La vittoria di due madri contro il decreto Salvini: niente «padre» nella carta d’identità della figlia

Il tribunale di Roma accoglie il ricorso. Il Viminale dovrà correggere i documenti

Il 31 gennaio 2019 un decreto dell’allora ministro dell’Interno Matteo Salvini aveva imposto alle coppie omosessuali di identificarsi come «padre» e «madre». Il Capitano lo aveva annunciato disinteressandosi dei pareri opposti del garante della privacy e dei comuni. «Utero in affitto e orrori simili assolutamente no. Difenderemo la famiglia naturale fondata sull’unione tra un uomo e una donna», aveva detto il leader della Lega. Il tribunale di Roma ha accolto il ricorso di due donne italiane. Imponendo al Viminale di emettere una nuova carta d’identità. E ordinando anche di modificare il software se necessario. La storia la racconta oggi La Stampa e le protagoniste sono Sonia, la madre biologica di una bambina concepita in Grecia con la fecondazione artificiale e nata in Italia, e la sua compagna. Una vicenda che ha portato in serata Palazzo Chigi a intervenire promettendo che la situazione verrà ulteriormente valutata visto che potrebbe portare «problemi di identificazione».
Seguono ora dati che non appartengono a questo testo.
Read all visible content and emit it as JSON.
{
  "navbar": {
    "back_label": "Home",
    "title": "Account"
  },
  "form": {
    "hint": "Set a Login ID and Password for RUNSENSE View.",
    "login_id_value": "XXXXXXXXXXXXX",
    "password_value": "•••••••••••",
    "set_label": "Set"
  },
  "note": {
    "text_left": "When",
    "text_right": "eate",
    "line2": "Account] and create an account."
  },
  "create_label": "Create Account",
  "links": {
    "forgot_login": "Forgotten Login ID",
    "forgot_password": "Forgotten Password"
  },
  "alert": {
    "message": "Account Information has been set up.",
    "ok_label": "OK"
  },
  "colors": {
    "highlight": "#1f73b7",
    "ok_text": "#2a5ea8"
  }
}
La sentenza su mamma e papà

La causa civile è stata promossa da Rete Lenford e Famiglie Arcobaleno. Gli avvocati Vincenzo Miri e Federica Tempori avevano denunciato la violazione di una decina di norme internazionali. Tra cui quella che garantisce il rispetto della vita privata e familiare. Il ministero, tramite l’Avvocatura dello Stato, ne aveva difeso la conformità a «fondamentali e insuperabili» principi repubblicani di ordine pubblico. Tra cui quello che «intende la filiazione esclusivamente quale discendenza da persone di sesso diverso». Il giudice Francesco Crisafulli ha fatto a pezzi le argomentazioni del Viminale nella sentenza. Puntando sulla «falsa rappresentazione del ruolo di una delle due genitrici, in evidente contrasto con la sua identità sessuale e di genere, comporta conseguenze rilevanti sul rispetto dei diritti garantiti dalla Costituzione». Secondo il giudice «la soluzione della questione dovrebbe risultare di immediata percezione». Inoltre i funzionari dell’anagrafe avrebbero commesso falsi in atto pubblico «poiché un documento che indichi una delle due donne come “padre” contiene una rappresentazione alterata, e perciò falsa, della realtà». Crisafulli ha anche specificato che il diritto «alla corretta rappresentazione familiare» non spetta solo alle madri, ma anche alla bambina».


La regola da cambiare

Ma la sentenza non vale per tutti. Il decreto rimane comunque in vigore. Le associazioni hanno rivolto appello al governo Conte II e a Draghi per cambiarlo prima della sentenza. Ora ad annullarlo dovrebbe essere Matteo Piantedosi. Ovvero il capo di gabinetto dell’allora ministro Salvini. La madre biologica Sonia dice che la bambina «è cresciuta con la consapevolezza di avere due madri. Le abbiamo spiegato che ci siamo fatte donare un semino che normalmente viene da un papà, ma in questo caso lei è nata dal nostro amore». E ora «siamo felici. Per noi e per tutti quelli che vogliono battersi in un tempo in cui la tutela dei diritti diventa più nebulosa».

La replica di Palazzo Chigi

Fonti di Palazzo Chigi intervengono nel merito e riferiscono che l’ordinanza del Tribunale civile di Roma sulla qualifica di genitore nella carta di identità elettronica risale al 9 settembre 2022 e non è stata impugnata dal Ministero dell’Interno. Inoltre, precisano che la decisione sarà sottoposta e esame dal Governo «con particolare attenzione» perché presenta «evidenti problemi di esecuzione e mette a rischio il sistema di identificazione personale».